Le prélat laisse passer le déferlement béruréen avec beaucoup de résignation.

— Les desseins de la Providence sont imprévisibles, Alexandre-Benoît. Disons que j’ai été touché par la grâce…

— Tandis que moi, c’est la grasse qui m’a touché, rigole l’Enflure. Elle s’appelle Berthe, faudra que je te la présente, un de ces jours. Mais cessons de débloquer, tu m’as dit au téléphone que t’avais des choses graves à me révéler ?

Le sourire avenant du cardinal Duplessis lui tombe du visage comme la bouse tombe de la vache qui chemine.

— Des choses très graves, très préoccupantes, assure Son Eminence.

C’est à moi qu’il s’adresse. Son regard haut perché brille d’un éclat métallique.

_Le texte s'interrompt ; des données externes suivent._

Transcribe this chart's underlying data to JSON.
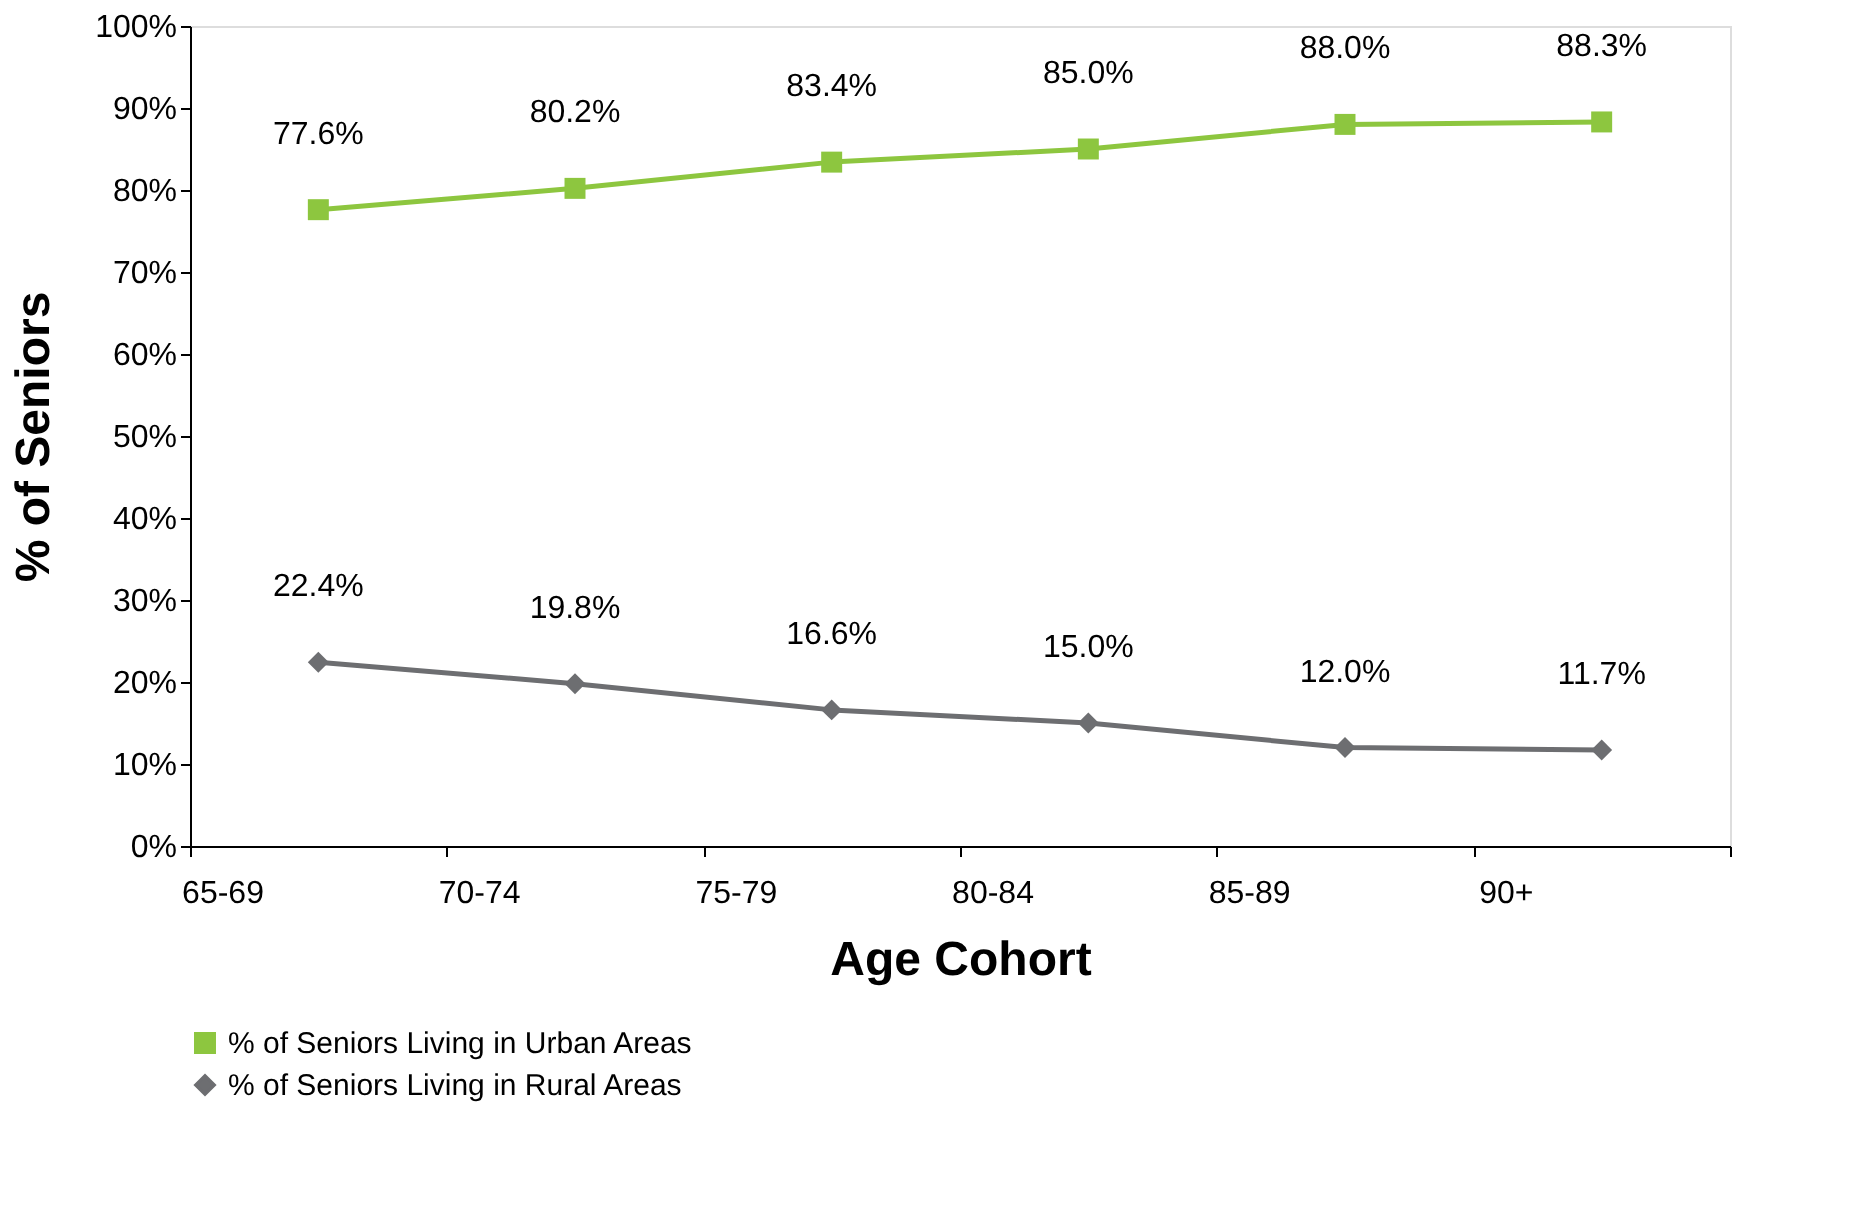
{
  "chart_data": {
    "type": "line",
    "xlabel": "Age Cohort",
    "ylabel": "% of Seniors",
    "categories": [
      "65-69",
      "70-74",
      "75-79",
      "80-84",
      "85-89",
      "90+"
    ],
    "series": [
      {
        "name": "% of Seniors Living in Urban Areas",
        "color": "#8dc63f",
        "marker": "square",
        "values": [
          77.6,
          80.2,
          83.4,
          85.0,
          88.0,
          88.3
        ],
        "value_labels": [
          "77.6%",
          "80.2%",
          "83.4%",
          "85.0%",
          "88.0%",
          "88.3%"
        ]
      },
      {
        "name": "% of Seniors Living in Rural Areas",
        "color": "#6d6e71",
        "marker": "diamond",
        "values": [
          22.4,
          19.8,
          16.6,
          15.0,
          12.0,
          11.7
        ],
        "value_labels": [
          "22.4%",
          "19.8%",
          "16.6%",
          "15.0%",
          "12.0%",
          "11.7%"
        ]
      }
    ],
    "ylim": [
      0,
      100
    ],
    "yticks": [
      {
        "value": 0,
        "label": "0%"
      },
      {
        "value": 10,
        "label": "10%"
      },
      {
        "value": 20,
        "label": "20%"
      },
      {
        "value": 30,
        "label": "30%"
      },
      {
        "value": 40,
        "label": "40%"
      },
      {
        "value": 50,
        "label": "50%"
      },
      {
        "value": 60,
        "label": "60%"
      },
      {
        "value": 70,
        "label": "70%"
      },
      {
        "value": 80,
        "label": "80%"
      },
      {
        "value": 90,
        "label": "90%"
      },
      {
        "value": 100,
        "label": "100%"
      }
    ],
    "grid": false,
    "legend": "bottom left",
    "line_style": "solid"
  }
}
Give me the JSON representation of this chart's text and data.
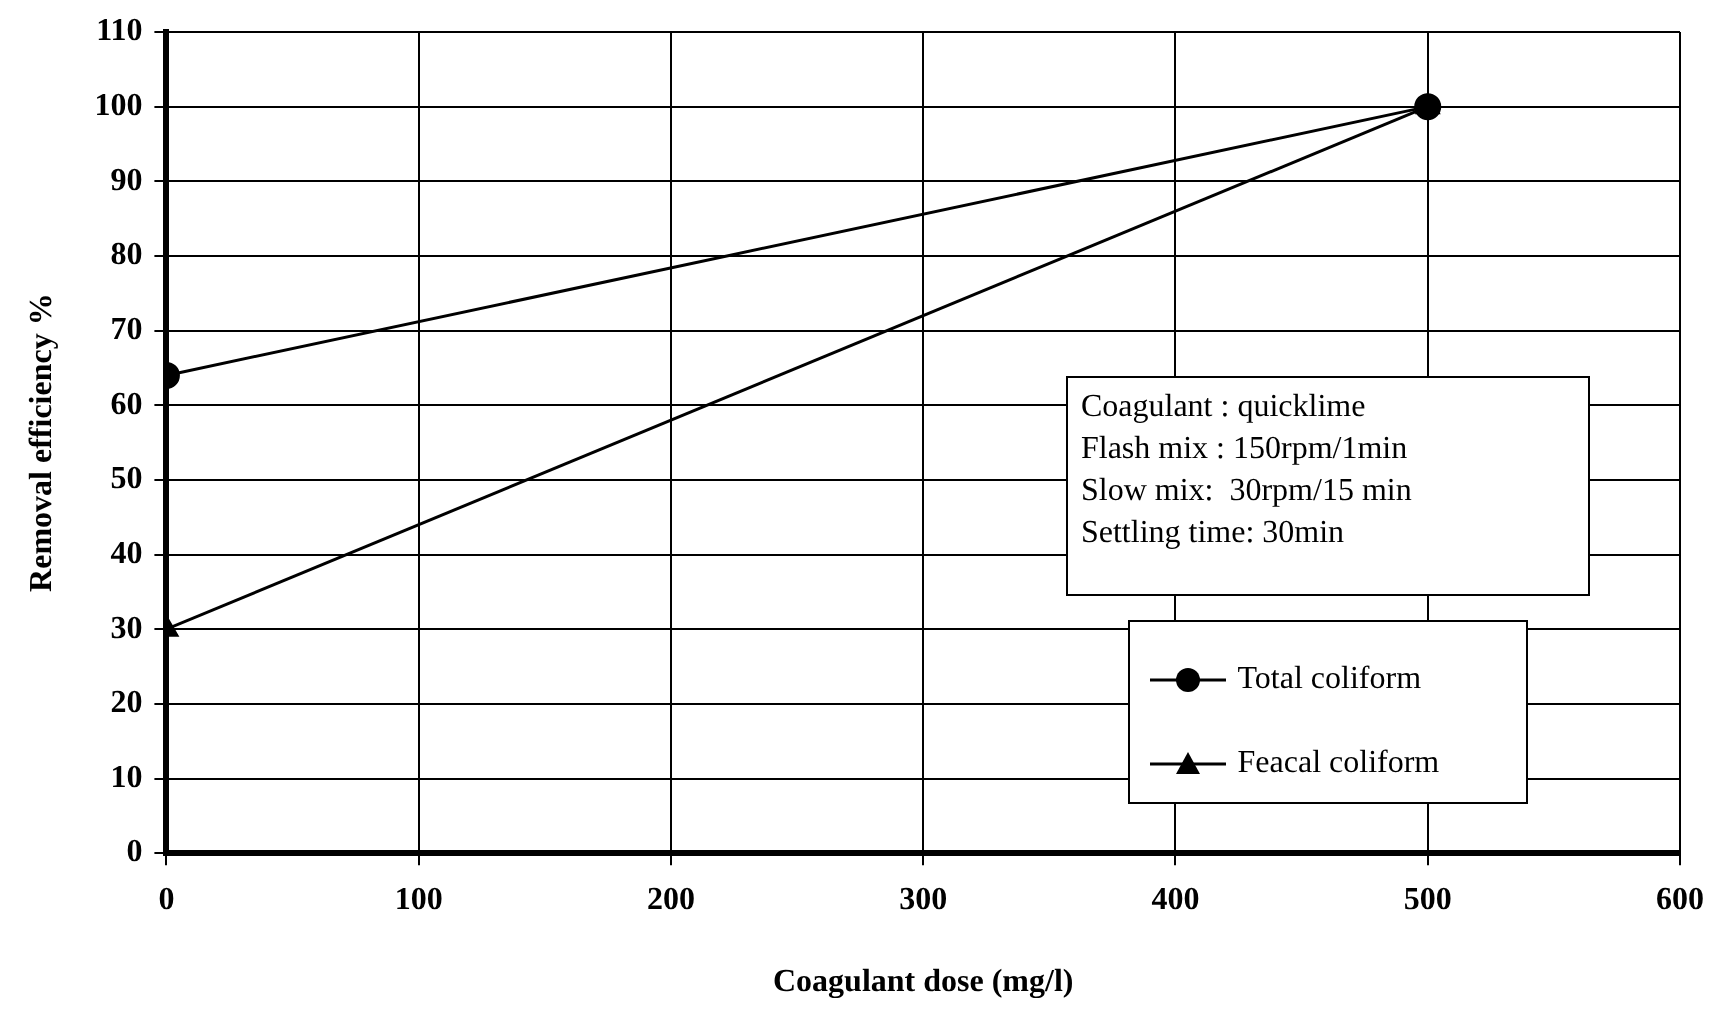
{
  "chart_data": {
    "type": "line",
    "xlabel": "Coagulant dose (mg/l)",
    "ylabel": "Removal efficiency %",
    "x": [
      0,
      500
    ],
    "series": [
      {
        "name": "Total coliform",
        "color": "#000000",
        "values": [
          64,
          100
        ],
        "marker": "circle"
      },
      {
        "name": "Feacal coliform",
        "color": "#000000",
        "values": [
          30,
          100
        ],
        "marker": "triangle"
      }
    ],
    "xlim": [
      0,
      600
    ],
    "xticks": [
      0,
      100,
      200,
      300,
      400,
      500,
      600
    ],
    "ylim": [
      0,
      110
    ],
    "yticks": [
      0,
      10,
      20,
      30,
      40,
      50,
      60,
      70,
      80,
      90,
      100,
      110
    ],
    "grid": true,
    "legend": "bottom right",
    "line_style": "solid",
    "annotations": [
      "Coagulant : quicklime",
      "Flash mix : 150rpm/1min",
      "Slow mix:  30rpm/15 min",
      "Settling time: 30min"
    ]
  }
}
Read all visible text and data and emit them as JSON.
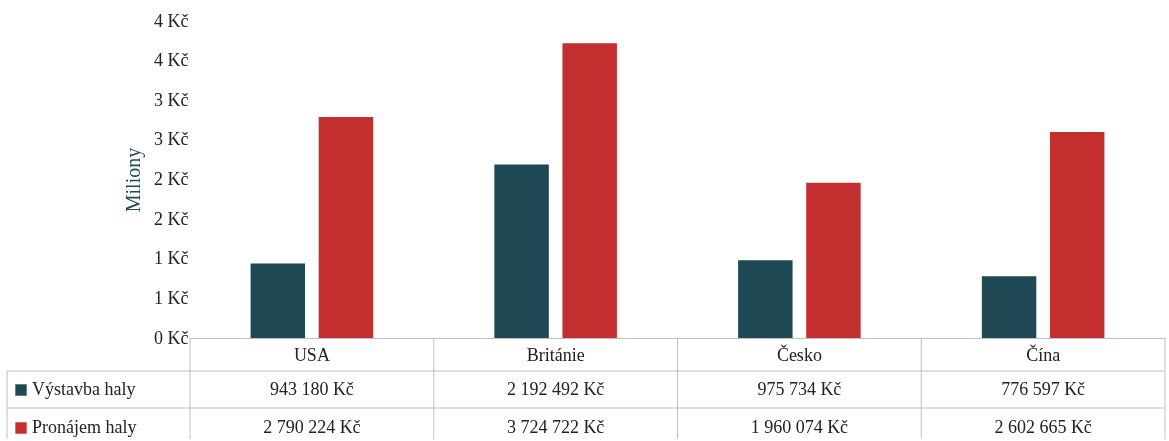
{
  "chart_data": {
    "type": "bar",
    "ylabel": "Miliony",
    "categories": [
      "USA",
      "Británie",
      "Česko",
      "Čína"
    ],
    "ylim": [
      0,
      4
    ],
    "yticks": [
      {
        "value": 0,
        "label": "0 Kč"
      },
      {
        "value": 0.5,
        "label": "1 Kč"
      },
      {
        "value": 1,
        "label": "1 Kč"
      },
      {
        "value": 1.5,
        "label": "2 Kč"
      },
      {
        "value": 2,
        "label": "2 Kč"
      },
      {
        "value": 2.5,
        "label": "3 Kč"
      },
      {
        "value": 3,
        "label": "3 Kč"
      },
      {
        "value": 3.5,
        "label": "4 Kč"
      },
      {
        "value": 4,
        "label": "4 Kč"
      }
    ],
    "legend": "bottom",
    "series": [
      {
        "name": "Výstavba haly",
        "color": "#1e4854",
        "values": [
          0.94,
          2.19,
          0.98,
          0.78
        ]
      },
      {
        "name": "Pronájem haly",
        "color": "#c32e2f",
        "values": [
          2.79,
          3.72,
          1.96,
          2.6
        ]
      }
    ],
    "annotations": [
      "943 180 Kč",
      "2 192 492 Kč",
      "975 734 Kč",
      "776 597 Kč",
      "2 790 224 Kč",
      "3 724 722 Kč",
      "1 960 074 Kč",
      "2 602 665 Kč"
    ]
  }
}
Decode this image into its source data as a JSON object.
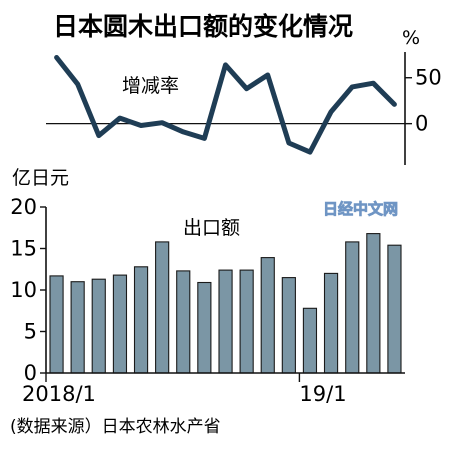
{
  "title": "日本圆木出口额的变化情况",
  "source": "(数据来源）日本农林水产省",
  "watermark": "日经中文网",
  "colors": {
    "line": "#1f3d55",
    "bar_fill": "#7b96a5",
    "bar_stroke": "#1a1a1a",
    "axis": "#111111"
  },
  "chart_data": [
    {
      "type": "line",
      "series": [
        {
          "name": "增减率",
          "values": [
            72,
            43,
            -13,
            6,
            -2,
            1,
            -9,
            -16,
            64,
            38,
            53,
            -21,
            -31,
            13,
            40,
            44,
            21
          ]
        }
      ],
      "x": [
        "2018/1",
        "2018/2",
        "2018/3",
        "2018/4",
        "2018/5",
        "2018/6",
        "2018/7",
        "2018/8",
        "2018/9",
        "2018/10",
        "2018/11",
        "2018/12",
        "2019/1",
        "2019/2",
        "2019/3",
        "2019/4",
        "2019/5"
      ],
      "unit": "%",
      "yticks": [
        0,
        50
      ],
      "ylim": [
        -45,
        78
      ]
    },
    {
      "type": "bar",
      "categories": [
        "2018/1",
        "2018/2",
        "2018/3",
        "2018/4",
        "2018/5",
        "2018/6",
        "2018/7",
        "2018/8",
        "2018/9",
        "2018/10",
        "2018/11",
        "2018/12",
        "2019/1",
        "2019/2",
        "2019/3",
        "2019/4",
        "2019/5"
      ],
      "series": [
        {
          "name": "出口额",
          "values": [
            11.7,
            11.0,
            11.3,
            11.8,
            12.8,
            15.8,
            12.3,
            10.9,
            12.4,
            12.4,
            13.9,
            11.5,
            7.8,
            12.0,
            15.8,
            16.8,
            15.4
          ]
        }
      ],
      "unit": "亿日元",
      "yticks": [
        0,
        5,
        10,
        15,
        20
      ],
      "ylim": [
        0,
        20
      ],
      "xtick_labels": [
        {
          "index": 0,
          "label": "2018/1"
        },
        {
          "index": 12,
          "label": "19/1"
        }
      ]
    }
  ]
}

— Que pouvons-nous pour vous, mon père ? interrogé-je, afin de l’encourager aux confidences.

L’ennui avec les ecclésiastiques, c’est qu’ils confessent les autres, mais ne sont pas bonnards pour se déboutonner eux-mêmes.

— Je ne suis pas en cause personnellement, monsieur le commissaire. Par contre, j’ai de grosses craintes pour un personnage plus important que moi.

— Plus important que vous !

— Beaucoup plus !

— Feriez-vous allusion au pape, Eminence ?

— Très exactement.

Bérurier fronce ses beaux sourcils en poils de porc pur fruit.

— Qu’est-ce y arrive à ta Sainte-Paire, Tonin ? Elle s’est coincé la bulle ?

Le cardinal Duplessis s’assombrit tellement qu’il se met à ressembler à une photographie de lui sous-exposée.

— Vous n’ignorez pas, je pense, que Sa Sainteté doit venir à Paris la semaine prochaine ? nous demande-t-il d’un ton de prêche (Melba).